Politberater installieren Ideen
Während also US-Firmen vorzugsweise die Infrastruktur des Irak wieder aufbauen, installieren die Briten Ideen. "Damit versuchen sie den Staat in eine neoliberale Richtung zu lenken, der es Privatunternehmen von vorneherein erleichtert, eine dominierende Rolle zu spielen," sagt Christodoulou. Ausländischen Firmen würde so auf Jahre im Voraus eine satte Ernte gesichert.
Etwas skeptischer sieht dies der Irak-Experte Henner Fürtig vom Deutschen Orient-Institut in Hamburg. Ob die Beratungsfirmen mittelfristig den Staat derartig beeinflussen könnten, sei fraglich. In einem unsicheren Umfeld spielten die unmittelbaren politischen Entscheidungen die wichtigste Rolle. "Und die werden vom Präsidenten Dschalal Talabani oder dem Premierminister Ibrahim Dschaafari mit den engsten Vertrauten hinter verschlossenen Türen getroffen. Direkten Zugang dazu hat hauptsächlich die amerikanische Seite", sagt Fürtig.
Damit dominierten amerikanische Interessen in jedem Fall. Etwas anderes decke sich auch nicht mit den militärischen Realitäten. "Die USA haben 130.000 Soldaten im Land, die Briten 8000 – und selbst die könnten bis 2007 schon abgezogen sein", sagt Fürtig.

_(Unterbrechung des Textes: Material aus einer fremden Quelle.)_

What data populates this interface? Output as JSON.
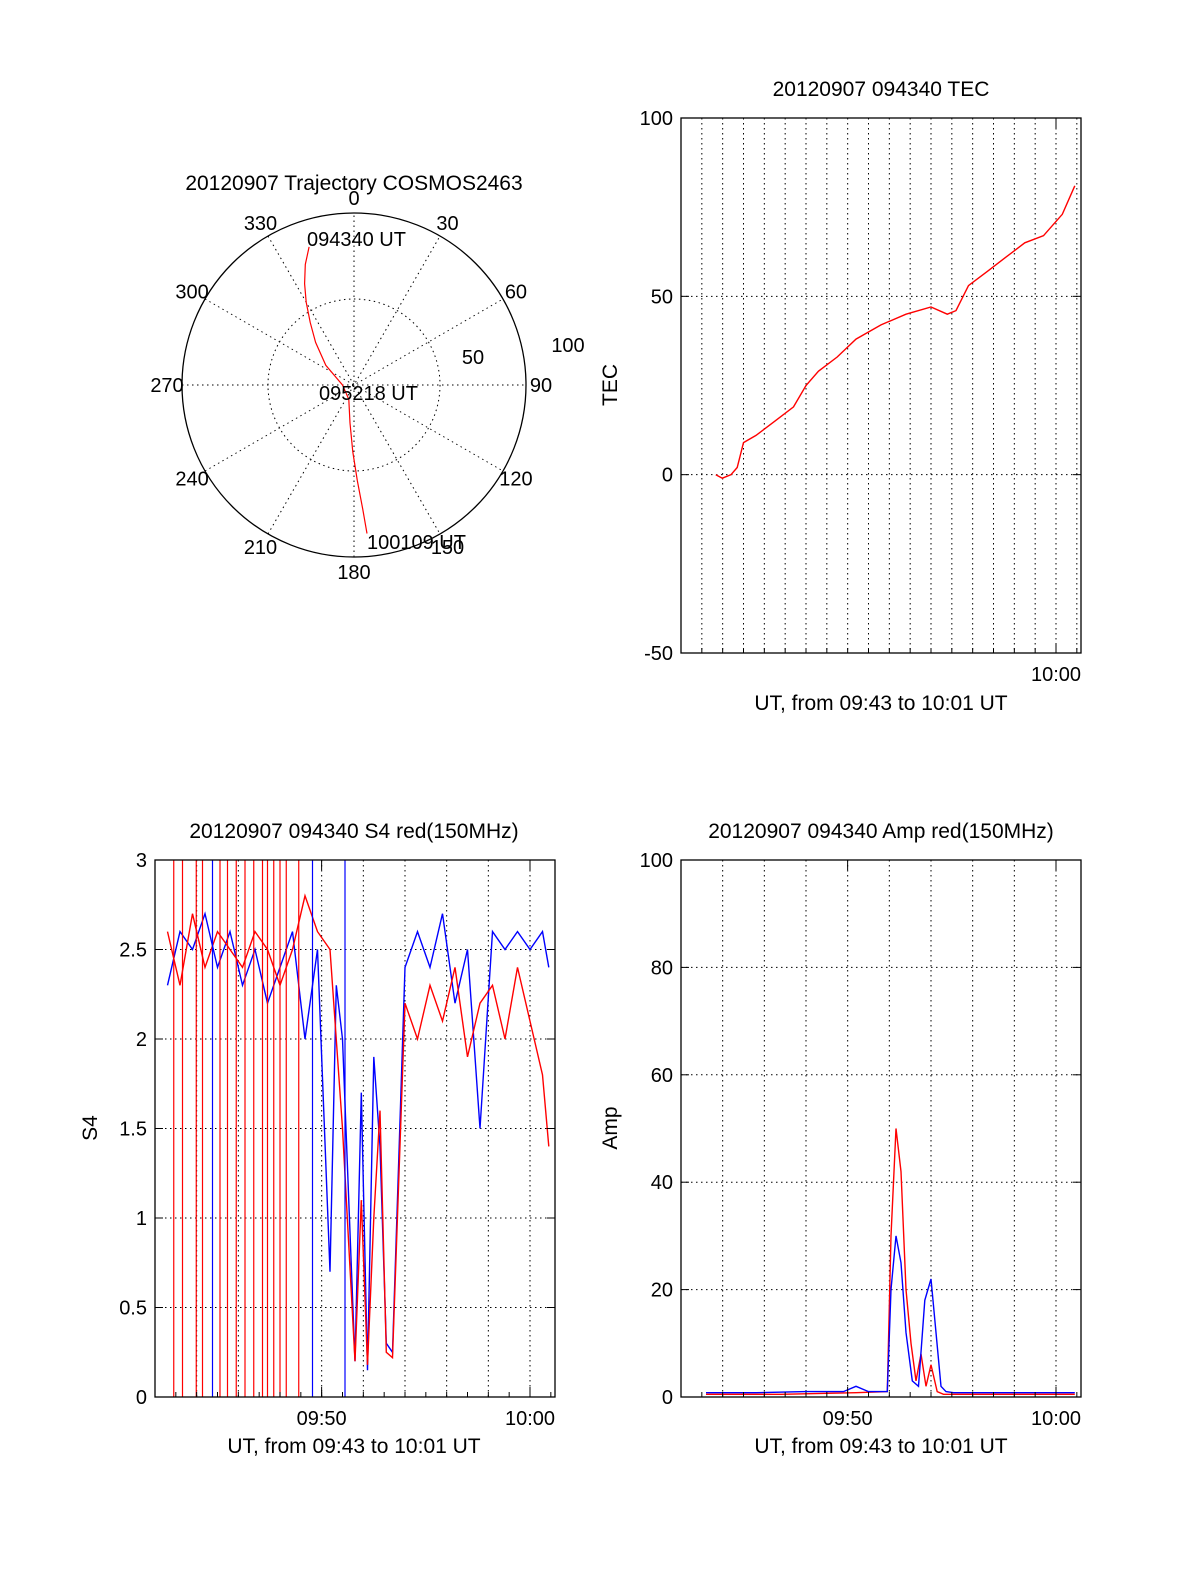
{
  "colors": {
    "red": "#ff0000",
    "blue": "#0000ff",
    "axis": "#000000",
    "background": "#ffffff"
  },
  "chart_data": [
    {
      "id": "polar",
      "type": "scatter",
      "title": "20120907 Trajectory COSMOS2463",
      "coordinate_system": "polar (azimuth deg, elevation deg)",
      "azimuth_labels": [
        "0",
        "30",
        "60",
        "90",
        "120",
        "150",
        "180",
        "210",
        "240",
        "270",
        "300",
        "330"
      ],
      "ring_labels": [
        "50",
        "100"
      ],
      "grid": true,
      "annotations": [
        "094340 UT",
        "095218 UT",
        "100109 UT"
      ],
      "series": [
        {
          "color": "red",
          "points": [
            {
              "az": 342,
              "el": 14
            },
            {
              "az": 338,
              "el": 22
            },
            {
              "az": 334,
              "el": 31
            },
            {
              "az": 330,
              "el": 40
            },
            {
              "az": 325,
              "el": 50
            },
            {
              "az": 318,
              "el": 60
            },
            {
              "az": 305,
              "el": 72
            },
            {
              "az": 270,
              "el": 84
            },
            {
              "az": 200,
              "el": 82
            },
            {
              "az": 186,
              "el": 70
            },
            {
              "az": 181,
              "el": 55
            },
            {
              "az": 178,
              "el": 40
            },
            {
              "az": 176,
              "el": 25
            },
            {
              "az": 175,
              "el": 12
            }
          ]
        }
      ]
    },
    {
      "id": "tec",
      "type": "line",
      "title": "20120907 094340 TEC",
      "xlabel": "UT, from 09:43 to 10:01 UT",
      "ylabel": "TEC",
      "xlim": [
        9.7,
        10.02
      ],
      "ylim": [
        -50,
        100
      ],
      "xticks": [
        {
          "v": 10.0,
          "label": "10:00"
        }
      ],
      "yticks": [
        -50,
        0,
        50,
        100
      ],
      "minor_xgrid_step_min": 1,
      "grid": true,
      "series": [
        {
          "color": "red",
          "x": [
            9.7278,
            9.733,
            9.74,
            9.745,
            9.75,
            9.76,
            9.775,
            9.79,
            9.8,
            9.81,
            9.825,
            9.84,
            9.86,
            9.88,
            9.9,
            9.913,
            9.92,
            9.93,
            9.945,
            9.96,
            9.975,
            9.99,
            10.0,
            10.005,
            10.015
          ],
          "y": [
            0,
            -1,
            0,
            2,
            9,
            11,
            15,
            19,
            25,
            29,
            33,
            38,
            42,
            45,
            47,
            45,
            46,
            53,
            57,
            61,
            65,
            67,
            71,
            73,
            81
          ]
        }
      ]
    },
    {
      "id": "s4",
      "type": "line",
      "title": "20120907 094340 S4 red(150MHz)",
      "xlabel": "UT, from 09:43 to 10:01 UT",
      "ylabel": "S4",
      "xlim": [
        9.7,
        10.02
      ],
      "ylim": [
        0,
        3
      ],
      "xticks": [
        {
          "v": 9.8333,
          "label": "09:50"
        },
        {
          "v": 10.0,
          "label": "10:00"
        }
      ],
      "yticks": [
        {
          "v": 0,
          "label": "0"
        },
        {
          "v": 0.5,
          "label": "0.5"
        },
        {
          "v": 1,
          "label": "1"
        },
        {
          "v": 1.5,
          "label": "1.5"
        },
        {
          "v": 2,
          "label": "2"
        },
        {
          "v": 2.5,
          "label": "2.5"
        },
        {
          "v": 3,
          "label": "3"
        }
      ],
      "grid": true,
      "series": [
        {
          "color": "blue",
          "x": [
            9.71,
            9.72,
            9.73,
            9.74,
            9.75,
            9.76,
            9.77,
            9.78,
            9.79,
            9.8,
            9.81,
            9.82,
            9.83,
            9.84,
            9.845,
            9.85,
            9.86,
            9.865,
            9.87,
            9.875,
            9.88,
            9.885,
            9.89,
            9.9,
            9.91,
            9.92,
            9.93,
            9.94,
            9.95,
            9.96,
            9.97,
            9.98,
            9.99,
            10.0,
            10.01,
            10.015
          ],
          "y": [
            2.3,
            2.6,
            2.5,
            2.7,
            2.4,
            2.6,
            2.3,
            2.5,
            2.2,
            2.4,
            2.6,
            2.0,
            2.5,
            0.7,
            2.3,
            2.0,
            0.2,
            1.7,
            0.15,
            1.9,
            1.4,
            0.3,
            0.25,
            2.4,
            2.6,
            2.4,
            2.7,
            2.2,
            2.5,
            1.5,
            2.6,
            2.5,
            2.6,
            2.5,
            2.6,
            2.4
          ]
        },
        {
          "color": "red",
          "x": [
            9.71,
            9.72,
            9.73,
            9.74,
            9.75,
            9.76,
            9.77,
            9.78,
            9.79,
            9.8,
            9.81,
            9.82,
            9.83,
            9.84,
            9.85,
            9.86,
            9.865,
            9.87,
            9.875,
            9.88,
            9.885,
            9.89,
            9.9,
            9.91,
            9.92,
            9.93,
            9.94,
            9.95,
            9.96,
            9.97,
            9.98,
            9.99,
            10.0,
            10.01,
            10.015
          ],
          "y": [
            2.6,
            2.3,
            2.7,
            2.4,
            2.6,
            2.5,
            2.4,
            2.6,
            2.5,
            2.3,
            2.5,
            2.8,
            2.6,
            2.5,
            1.5,
            0.2,
            1.1,
            0.18,
            1.0,
            1.6,
            0.25,
            0.22,
            2.2,
            2.0,
            2.3,
            2.1,
            2.4,
            1.9,
            2.2,
            2.3,
            2.0,
            2.4,
            2.1,
            1.8,
            1.4
          ]
        }
      ],
      "red_spikes_to_zero_x": [
        9.715,
        9.722,
        9.733,
        9.738,
        9.752,
        9.758,
        9.765,
        9.772,
        9.779,
        9.786,
        9.79,
        9.795,
        9.8,
        9.805,
        9.815
      ],
      "blue_spikes_to_zero_x": [
        9.746,
        9.826,
        9.852
      ]
    },
    {
      "id": "amp",
      "type": "line",
      "title": "20120907 094340 Amp red(150MHz)",
      "xlabel": "UT, from 09:43 to 10:01 UT",
      "ylabel": "Amp",
      "xlim": [
        9.7,
        10.02
      ],
      "ylim": [
        0,
        100
      ],
      "xticks": [
        {
          "v": 9.8333,
          "label": "09:50"
        },
        {
          "v": 10.0,
          "label": "10:00"
        }
      ],
      "yticks": [
        0,
        20,
        40,
        60,
        80,
        100
      ],
      "grid": true,
      "series": [
        {
          "color": "red",
          "x": [
            9.72,
            9.78,
            9.84,
            9.865,
            9.868,
            9.872,
            9.876,
            9.88,
            9.884,
            9.888,
            9.892,
            9.896,
            9.9,
            9.905,
            9.91,
            10.015
          ],
          "y": [
            0.5,
            0.5,
            0.8,
            1,
            30,
            50,
            42,
            20,
            10,
            3,
            8,
            2,
            6,
            1,
            0.5,
            0.5
          ]
        },
        {
          "color": "blue",
          "x": [
            9.72,
            9.76,
            9.8,
            9.83,
            9.84,
            9.85,
            9.865,
            9.868,
            9.872,
            9.876,
            9.88,
            9.885,
            9.89,
            9.895,
            9.9,
            9.904,
            9.908,
            9.912,
            9.918,
            9.93,
            9.97,
            10.015
          ],
          "y": [
            0.8,
            0.8,
            1,
            1,
            2,
            1,
            1,
            20,
            30,
            25,
            12,
            3,
            2,
            18,
            22,
            12,
            2,
            1,
            0.8,
            0.8,
            0.8,
            0.8
          ]
        }
      ]
    }
  ]
}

Tatsächlich spielten die britische Regierung, Streitkräfte und Unternehmen mit Hinblick auf die USA eine sehr ähnliche Rolle, sagt Christodoulou. "Sie alle fungieren im Grunde als Vertragsnehmer der US-Regierung oder US-Unternehmen respektive."
Westliche Firmen effizienter?
Das Argument, die Vergabe an britische oder US-Unternehmen sei effizienter und gestalte den Wiederaufbau des Irak zügiger, sei nicht stichhaltig, wirft Christodoulou ein. "Die Gewerkschaft der irakischen Ölarbeiter hat 28.000 Mitglieder. Sie sagt, sie könne einen Teil der Ölförderanlagen alleine und preiswerter wieder aufbauen. Sie haben die Erfahrung, die lokale Expertise und glauben, die noch funktionsfähigen aber ungenutzten Teile der noch existierenden Infrastruktur entsprechend einsetzen zu können – wie sie es bereits nach den vergangenen zwei Kriegen getan hätten." Oftmals seien es jedoch die mit dem Wiederaufbau beauftragten ausländischen Firmen, die die notwendigen Blaupausen nicht herausgeben wollten, sagt er.

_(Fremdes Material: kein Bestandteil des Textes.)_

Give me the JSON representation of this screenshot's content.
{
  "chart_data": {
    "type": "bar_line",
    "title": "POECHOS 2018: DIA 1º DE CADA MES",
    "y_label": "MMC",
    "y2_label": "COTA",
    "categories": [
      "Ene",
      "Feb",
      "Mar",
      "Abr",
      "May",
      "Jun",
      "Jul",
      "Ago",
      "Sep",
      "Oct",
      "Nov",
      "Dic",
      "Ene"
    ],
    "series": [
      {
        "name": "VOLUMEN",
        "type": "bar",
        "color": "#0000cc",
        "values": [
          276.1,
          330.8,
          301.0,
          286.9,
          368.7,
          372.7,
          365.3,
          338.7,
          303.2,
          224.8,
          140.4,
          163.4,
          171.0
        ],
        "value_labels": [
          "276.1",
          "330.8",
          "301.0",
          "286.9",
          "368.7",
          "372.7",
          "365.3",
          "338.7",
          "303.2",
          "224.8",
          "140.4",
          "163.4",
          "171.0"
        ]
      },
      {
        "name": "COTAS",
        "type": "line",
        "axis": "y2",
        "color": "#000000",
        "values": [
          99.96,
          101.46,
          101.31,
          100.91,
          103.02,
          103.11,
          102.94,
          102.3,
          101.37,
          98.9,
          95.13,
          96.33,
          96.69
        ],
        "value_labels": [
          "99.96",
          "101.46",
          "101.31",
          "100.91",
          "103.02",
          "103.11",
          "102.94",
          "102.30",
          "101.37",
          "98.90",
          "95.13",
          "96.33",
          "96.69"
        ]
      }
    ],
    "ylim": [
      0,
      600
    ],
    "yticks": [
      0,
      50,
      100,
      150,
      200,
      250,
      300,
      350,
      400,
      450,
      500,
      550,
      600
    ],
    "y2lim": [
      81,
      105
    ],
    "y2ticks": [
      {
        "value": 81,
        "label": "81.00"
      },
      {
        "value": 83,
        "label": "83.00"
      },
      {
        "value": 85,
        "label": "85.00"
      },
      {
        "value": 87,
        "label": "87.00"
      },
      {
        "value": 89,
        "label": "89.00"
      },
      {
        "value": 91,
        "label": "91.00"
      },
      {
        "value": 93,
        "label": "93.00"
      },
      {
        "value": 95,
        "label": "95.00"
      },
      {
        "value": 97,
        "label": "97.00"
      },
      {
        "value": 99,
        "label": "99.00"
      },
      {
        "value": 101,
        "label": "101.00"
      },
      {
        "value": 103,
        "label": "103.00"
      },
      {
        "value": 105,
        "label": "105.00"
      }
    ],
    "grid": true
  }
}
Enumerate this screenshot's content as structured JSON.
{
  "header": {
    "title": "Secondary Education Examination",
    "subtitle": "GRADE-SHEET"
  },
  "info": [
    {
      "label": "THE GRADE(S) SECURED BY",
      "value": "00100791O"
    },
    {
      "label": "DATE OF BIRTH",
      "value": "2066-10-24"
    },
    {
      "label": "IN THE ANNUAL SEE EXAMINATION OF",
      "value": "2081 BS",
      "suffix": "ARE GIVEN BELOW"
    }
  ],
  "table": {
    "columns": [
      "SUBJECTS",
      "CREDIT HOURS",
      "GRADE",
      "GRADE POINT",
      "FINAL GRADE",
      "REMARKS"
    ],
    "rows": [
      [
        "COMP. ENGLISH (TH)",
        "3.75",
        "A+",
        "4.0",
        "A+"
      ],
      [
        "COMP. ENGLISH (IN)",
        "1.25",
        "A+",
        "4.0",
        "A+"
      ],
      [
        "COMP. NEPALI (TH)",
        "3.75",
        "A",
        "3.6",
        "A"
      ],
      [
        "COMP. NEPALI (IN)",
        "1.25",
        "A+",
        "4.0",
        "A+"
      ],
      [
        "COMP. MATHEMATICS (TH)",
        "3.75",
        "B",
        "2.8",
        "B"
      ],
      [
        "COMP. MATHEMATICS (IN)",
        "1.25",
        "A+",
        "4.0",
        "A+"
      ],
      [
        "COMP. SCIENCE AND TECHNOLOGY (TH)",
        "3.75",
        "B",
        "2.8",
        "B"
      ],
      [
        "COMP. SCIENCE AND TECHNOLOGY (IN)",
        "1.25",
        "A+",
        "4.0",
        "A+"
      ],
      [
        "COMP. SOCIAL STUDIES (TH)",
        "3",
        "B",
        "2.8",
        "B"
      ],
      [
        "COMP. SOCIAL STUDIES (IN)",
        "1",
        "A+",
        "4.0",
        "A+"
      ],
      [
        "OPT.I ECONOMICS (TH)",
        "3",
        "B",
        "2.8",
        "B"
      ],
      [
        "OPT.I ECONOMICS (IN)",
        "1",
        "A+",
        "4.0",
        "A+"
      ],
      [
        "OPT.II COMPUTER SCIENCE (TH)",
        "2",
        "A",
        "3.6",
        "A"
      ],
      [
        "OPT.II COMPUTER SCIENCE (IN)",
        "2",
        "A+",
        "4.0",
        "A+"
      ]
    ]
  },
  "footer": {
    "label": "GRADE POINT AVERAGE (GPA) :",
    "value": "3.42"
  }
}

Dass ausländische Konzerne kein Interesse an lokaler Billigkonkurrenz hätten, sei nachvollziehbar, sagt Henner Fürtig. "Die Aussagen der Gewerkschaft sind aber eher politische Propaganda." Deren "Erfahrung" stamme aus einer Zeit, als die Gewerkschaften unter Saddam Hussein gleichgeschaltet worden seien.
Wahlkampfspenden helfen
Fast scheint es, dass die US-Konzerne kaum etwas falsch machen könnten. Dagegen haben sie sich nicht zuletzt mit ihren Wahlkampfspenden an die großen Parteien in den USA versichert. Wie das Center for Public Integrity ermittelte, ist die Rangliste der zehn größten Wahlkampfspender beinahe deckungsgleich mit dem Ranking der US-Konzerne, die zwischen 1990 und 2002 die meisten Regierungsaufträge erhielten.

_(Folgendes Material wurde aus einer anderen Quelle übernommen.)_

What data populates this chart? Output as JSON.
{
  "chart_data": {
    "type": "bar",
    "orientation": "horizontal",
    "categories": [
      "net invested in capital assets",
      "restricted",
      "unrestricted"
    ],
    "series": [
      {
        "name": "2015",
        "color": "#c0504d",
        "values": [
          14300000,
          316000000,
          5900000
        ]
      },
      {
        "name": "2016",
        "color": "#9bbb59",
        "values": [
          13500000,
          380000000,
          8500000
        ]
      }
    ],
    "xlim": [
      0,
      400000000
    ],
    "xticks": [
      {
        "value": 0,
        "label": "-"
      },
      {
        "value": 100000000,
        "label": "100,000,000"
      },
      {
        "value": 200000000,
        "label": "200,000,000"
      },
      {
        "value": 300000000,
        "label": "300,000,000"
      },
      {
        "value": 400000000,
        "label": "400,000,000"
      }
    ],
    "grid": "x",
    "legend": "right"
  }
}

Und selbst wenn die Unternehmen etwas falsch machen – ist es richtig. Die Rechnungsprüfer der US-Regierung haben die undurchsichtige Preisgestaltung und die Buchführungsmethoden bei Halliburton-KBR wiederholt kritisiert. Gezahlt hat die Regierung dennoch beinahe den vollen Preis.
Seit dem vergangenen Jahr hat 2005 Halliburton weitere Regierungsaufträge im Wert von umgerechnet 4,4 Milliarden Euro erhalten – der letzte davon vom US-Heimatschutzministerium Ende Januar 2006. Für 320 Millionen Euro soll das Unternehmen fünf Jahre lang die Notfallunterstützung der US-Grenzaufsicht gewährleisten – etwa durch die Bereitstellung von Abschiebehaftanstalten für den Fall eines plötzlich anschwellenden Flüchtlingsstroms in die USA.